25 agosto 2007

ficções do futuro

antecipar o futuro com o olhar do presente provoca distorções de perspectiva.

lançado em 1968, o clássico de ficção-científica "2001: Uma odisséia no espaço" descrevia um futuro de viagens espaciais.

a previsão não se cumpriu. no presente, muito além de 2001, mal se mantém uma estação orbital e naves interplanetárias tripuladas estão fora da agenda.

muito embora tenha sido uma decisiva batalha da Guerra Fria, a corrida espacial também esteve envolta num fantástico glamour. o fascínio da última fronteira, o caminho das estrelas, onde nenhum homem jamais pisou. [1]

tanto charme e sedução mascaram que a conquista do espaço nunca deixou de ser também um projeto expansionista. lançar-se por mares nunca antes navegados, nas grandes navegações pelo cosmos, em busca de novos mundos, para colonizar as terras desbravadas e explorar-lhes os recursos.

em 1968, no auge do programa espacial dos EUA, no limiar de num pequeno passo se dar um grande salto para a humanidade [2] - ao menos conforme a propaganda da época - era então previsível que o futuro de "2001" se apresentasse como o desenvolvimento das viagens espaciais.

nada há no filme, entretanto, que evoque o uso pessoal de computadores em miniatura e sua interligação numa rede planetária, a Internet.

na época da cibernética, em que existiam apenas os pesados e gigantescos mainframes, HAL, o computador a bordo de sua própria odisséia no espaço, era anunciado como o futuro da informática. sendo assim sintomático, como a IBM resistiu o quanto pode na preservação de seus domínios contra a invasão alienígena dos microcomputadores domésticos.

o futuro elaborado pelo presente releva muito mais acerca do presente, ele mesmo, que de um futuro supostamente provável.

qual então a trama futura tecida pela web, em sua teia de interconexões globais e instantâneas? qual futuro será a imagem e semelhança de nosso presente?

o drama de consciência do cérebro-eletrônico de "2001" já preconizava o advento da era das máquinas espirituais. o trans-humano cyborg gerado pelo salto quântico tecno-científico, produzindo de si a singularidade tecnológica. [3]

no justo agora, o delírio em rede de um amanhã não biológico, povoado por entidades imortais navegando sem limites na realidade virtual. um bravo novo mundo em que habitam seres intangíveis, codificados binariamente, sem mais qualquer resíduo físico. um neo-humano software concebido pela inteligência artificial.

a pós-sociedade em que todas as necessidades básicas da existência foram equalizadas, a partir de uma contínua expansão econômica baseada no avanço da computação, a qual, com sua progressiva queda de custos, gerou um ciclo virtuoso propagado para todos os setores da economia, incrementando mais e mais a produtividade, até liberar totalmente a humanidade de seus laços com a produção. [4]

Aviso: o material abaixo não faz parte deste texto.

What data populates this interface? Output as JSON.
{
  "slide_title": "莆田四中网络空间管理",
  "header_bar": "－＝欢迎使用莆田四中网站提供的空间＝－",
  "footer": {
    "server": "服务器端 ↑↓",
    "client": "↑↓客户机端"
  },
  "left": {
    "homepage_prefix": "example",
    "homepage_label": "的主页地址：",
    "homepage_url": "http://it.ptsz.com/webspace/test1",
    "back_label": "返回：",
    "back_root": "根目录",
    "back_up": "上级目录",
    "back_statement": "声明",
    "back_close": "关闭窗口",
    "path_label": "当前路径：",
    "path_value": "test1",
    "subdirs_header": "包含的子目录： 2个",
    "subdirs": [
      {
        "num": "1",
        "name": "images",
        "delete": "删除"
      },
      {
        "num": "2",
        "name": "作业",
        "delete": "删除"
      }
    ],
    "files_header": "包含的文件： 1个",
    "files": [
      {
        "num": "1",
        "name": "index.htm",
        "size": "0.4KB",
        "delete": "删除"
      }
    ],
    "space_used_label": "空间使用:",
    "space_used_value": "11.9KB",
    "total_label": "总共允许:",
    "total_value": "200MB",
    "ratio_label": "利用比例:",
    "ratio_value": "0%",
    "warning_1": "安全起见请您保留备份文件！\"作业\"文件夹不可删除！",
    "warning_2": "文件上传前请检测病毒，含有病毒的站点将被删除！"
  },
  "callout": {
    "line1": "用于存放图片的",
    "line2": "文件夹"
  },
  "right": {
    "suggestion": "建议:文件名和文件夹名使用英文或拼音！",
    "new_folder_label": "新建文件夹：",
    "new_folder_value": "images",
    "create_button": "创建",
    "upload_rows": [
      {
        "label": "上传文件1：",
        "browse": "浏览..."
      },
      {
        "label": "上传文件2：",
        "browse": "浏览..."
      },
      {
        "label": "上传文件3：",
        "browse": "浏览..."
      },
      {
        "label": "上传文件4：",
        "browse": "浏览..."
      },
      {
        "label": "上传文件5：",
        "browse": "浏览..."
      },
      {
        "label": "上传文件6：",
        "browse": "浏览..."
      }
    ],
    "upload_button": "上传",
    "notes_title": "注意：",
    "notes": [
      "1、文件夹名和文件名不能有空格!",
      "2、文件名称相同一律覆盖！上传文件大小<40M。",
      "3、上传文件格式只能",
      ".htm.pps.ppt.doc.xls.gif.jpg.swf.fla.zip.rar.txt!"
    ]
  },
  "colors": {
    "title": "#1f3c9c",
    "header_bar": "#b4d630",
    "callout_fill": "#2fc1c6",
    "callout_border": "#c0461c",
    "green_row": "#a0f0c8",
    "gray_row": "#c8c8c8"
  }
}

o passado da corrida espacial de 1968, projetado na odisséia de "2001", não chegou a se confirmar ao alcançar o cotidiano presente do ano de 2001, posto que nada mais era que uma ficção de futuro, criada por aspirações e interesses do passado.

do mesmo modo, é bem possível jamais se concretizar o idílico upload da mente pós-humana numa paradisíaca realidade virtual concebida pela tecno-ciência.

o futuro nunca se dá com a simplicidade de um puro continuar do presente. pois o tempo da história não se realiza linearmente. sempre há desvios inesperados. surpreendentes saltos e rupturas. marcha e contra-marcha exasperantes.

o futuro não é o desdobramento do que já existe. o futuro é o que nunca houve.

apesar de situar a narrativa de seu filme no espaço, Kubrick teve como objetivo abordar a evolução do homem, o futuro da espécie, sugerindo o nascimento do neo-humano.

frente à evidência que a civilização criada pela Revolução Industrial aponta de forma inexorável para catástrofes, por concentrar riqueza em beneficio de uma minoria, cujo estilo de vida implica no esgotamento de recursos não-renováveis, enquanto a grande maioria é submetida à exclusão, o desafio que se coloca no umbral do século XXI é nada menos que mudar o curso desta civilização, deslocar seu eixo dos meios a serviço da acumulação, num curto horizonte de tempo, para uma lógica dos fins em função do bem-estar social, do exercício da liberdade e da cooperação entre os povos. [5]

mergulhados no fundo deste impasse, em busca da luz do abismo, ainda há motivos para se ter esperanças no futuro da humanidade?

talvez sim. porque o futuro é o que nunca houve. e nunca houve, nunca houve a humanidade. só agora ela está surgindo. o que estamos fazendo, no presente, são os ensaios desta futura humanidade. [6]




[1] Star Trek
[2] Neil Armstrong, ao pisar em solo lunar em 20/07/1969, 23:56 h
[3] surgimento de seres mais inteligentes que o homem capazes de acelerar o progresso tecnológico além da capacidade humana
[4] Raymond Kurzweil, "The Age of Spiritual Machines: Timeline"
[5] Celso Furtado, "Nova concepção de desenvolvimento"
[6] Mílton Santos, "Encontro com Milton Santos", filme de Silvio Tendler

21 agosto 2007

mutação

em 1336, Francesco Petrarca subiu o monte Ventoux. sua intenção era apenas admirar a vista. depois escreveu uma carta relatando a experiência. ali começava o Renascimento.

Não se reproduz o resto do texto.